First-Party vs. Third-Party Cookies

There’s an important distinction between first- and third-party cookies, especially when it comes to how spyware, browsers, and users treat them. This how Microsoft defines first- and third-party cookies:

  • A first-party cookie either originates on or is sent to the Web site you are currently viewing. These cookies are commonly used to store information, such as your preferences when visiting that site.

  • A third-party cookie either originates on or is sent to a Web site other than the one you’re currently viewing. Third-party sites usually provide some content on the Web site you’re visiting. Many sites’ advertising is served by third-party sites, and these third-party sites may use cookies. A common use for this type of cookie is to track Web page use for advertising or other marketing purposes. Third-party cookies can either be persistent or temporary.

Different browsers and spyware programs have different settings for how to handle first- and third-party cookies, whether rejection or deletion.

Jupiter Analyst Eric Peterson believes businesses must reexamine their use of metrics and determine which long-term measurements could be affected by cookie blocking and deletion.
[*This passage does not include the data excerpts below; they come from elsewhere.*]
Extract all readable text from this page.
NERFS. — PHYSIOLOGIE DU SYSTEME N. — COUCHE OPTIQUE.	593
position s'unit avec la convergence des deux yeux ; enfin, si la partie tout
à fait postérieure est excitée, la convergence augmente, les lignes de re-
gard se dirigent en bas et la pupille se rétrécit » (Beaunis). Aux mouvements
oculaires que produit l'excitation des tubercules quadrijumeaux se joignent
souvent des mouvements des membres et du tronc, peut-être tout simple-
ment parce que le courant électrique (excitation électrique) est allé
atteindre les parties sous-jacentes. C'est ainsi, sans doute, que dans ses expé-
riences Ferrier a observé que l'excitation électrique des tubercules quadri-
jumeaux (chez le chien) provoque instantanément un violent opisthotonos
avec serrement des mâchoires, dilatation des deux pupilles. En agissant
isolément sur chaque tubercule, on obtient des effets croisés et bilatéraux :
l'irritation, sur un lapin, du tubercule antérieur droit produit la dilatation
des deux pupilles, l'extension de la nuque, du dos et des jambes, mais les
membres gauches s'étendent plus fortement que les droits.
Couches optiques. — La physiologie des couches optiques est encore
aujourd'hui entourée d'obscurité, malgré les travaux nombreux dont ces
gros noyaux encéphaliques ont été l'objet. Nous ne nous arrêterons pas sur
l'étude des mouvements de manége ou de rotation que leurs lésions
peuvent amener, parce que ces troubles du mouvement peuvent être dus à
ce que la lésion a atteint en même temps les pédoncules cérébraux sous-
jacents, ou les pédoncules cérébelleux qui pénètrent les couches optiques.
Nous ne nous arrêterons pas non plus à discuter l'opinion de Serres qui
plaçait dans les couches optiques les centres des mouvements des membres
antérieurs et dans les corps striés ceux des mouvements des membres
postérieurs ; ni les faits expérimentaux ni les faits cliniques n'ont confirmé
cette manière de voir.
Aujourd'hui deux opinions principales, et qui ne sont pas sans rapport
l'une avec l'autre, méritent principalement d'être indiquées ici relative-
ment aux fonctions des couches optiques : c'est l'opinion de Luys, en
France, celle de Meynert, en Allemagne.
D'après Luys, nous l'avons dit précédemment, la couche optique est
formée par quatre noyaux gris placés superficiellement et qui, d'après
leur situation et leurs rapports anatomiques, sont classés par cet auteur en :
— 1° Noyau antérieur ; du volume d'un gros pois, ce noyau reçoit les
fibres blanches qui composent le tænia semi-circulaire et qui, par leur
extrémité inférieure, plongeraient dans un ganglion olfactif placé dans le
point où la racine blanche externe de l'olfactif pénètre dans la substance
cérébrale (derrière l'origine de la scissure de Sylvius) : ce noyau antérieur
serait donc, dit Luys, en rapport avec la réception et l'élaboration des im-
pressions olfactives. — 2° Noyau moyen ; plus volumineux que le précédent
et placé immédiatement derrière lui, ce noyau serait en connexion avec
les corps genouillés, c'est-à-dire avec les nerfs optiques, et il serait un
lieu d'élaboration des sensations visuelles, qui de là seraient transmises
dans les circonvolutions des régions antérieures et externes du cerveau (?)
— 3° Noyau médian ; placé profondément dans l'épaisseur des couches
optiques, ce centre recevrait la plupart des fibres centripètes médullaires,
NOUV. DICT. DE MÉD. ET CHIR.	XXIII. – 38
“What we define as a ‘visitor/customer lifetime’ is greatly accelerated in the online space,” said Matt Jacobs, the senior analytics manager at ZAAZ (where I work). “When you couple that fact with a high rate of cookie deletion, ad networks and most Web analytic vendors are presented with some interesting and difficult challenges for RFM (recency/frequency/monetary) and lifetime value analyses.”

The full outcome of this trend on site analytics, ad networks, affiliate programs, and personalization is yet to be seen. Also of interest is the future effect of the trend: the ability to act on visitor data and use it to tune and optimize site performance. Skeptics may seek ways to minimize this issue, but cookie blocking and deletion is a reality and it merits attention. It can potentially skew data you may be relying on to make important decisions.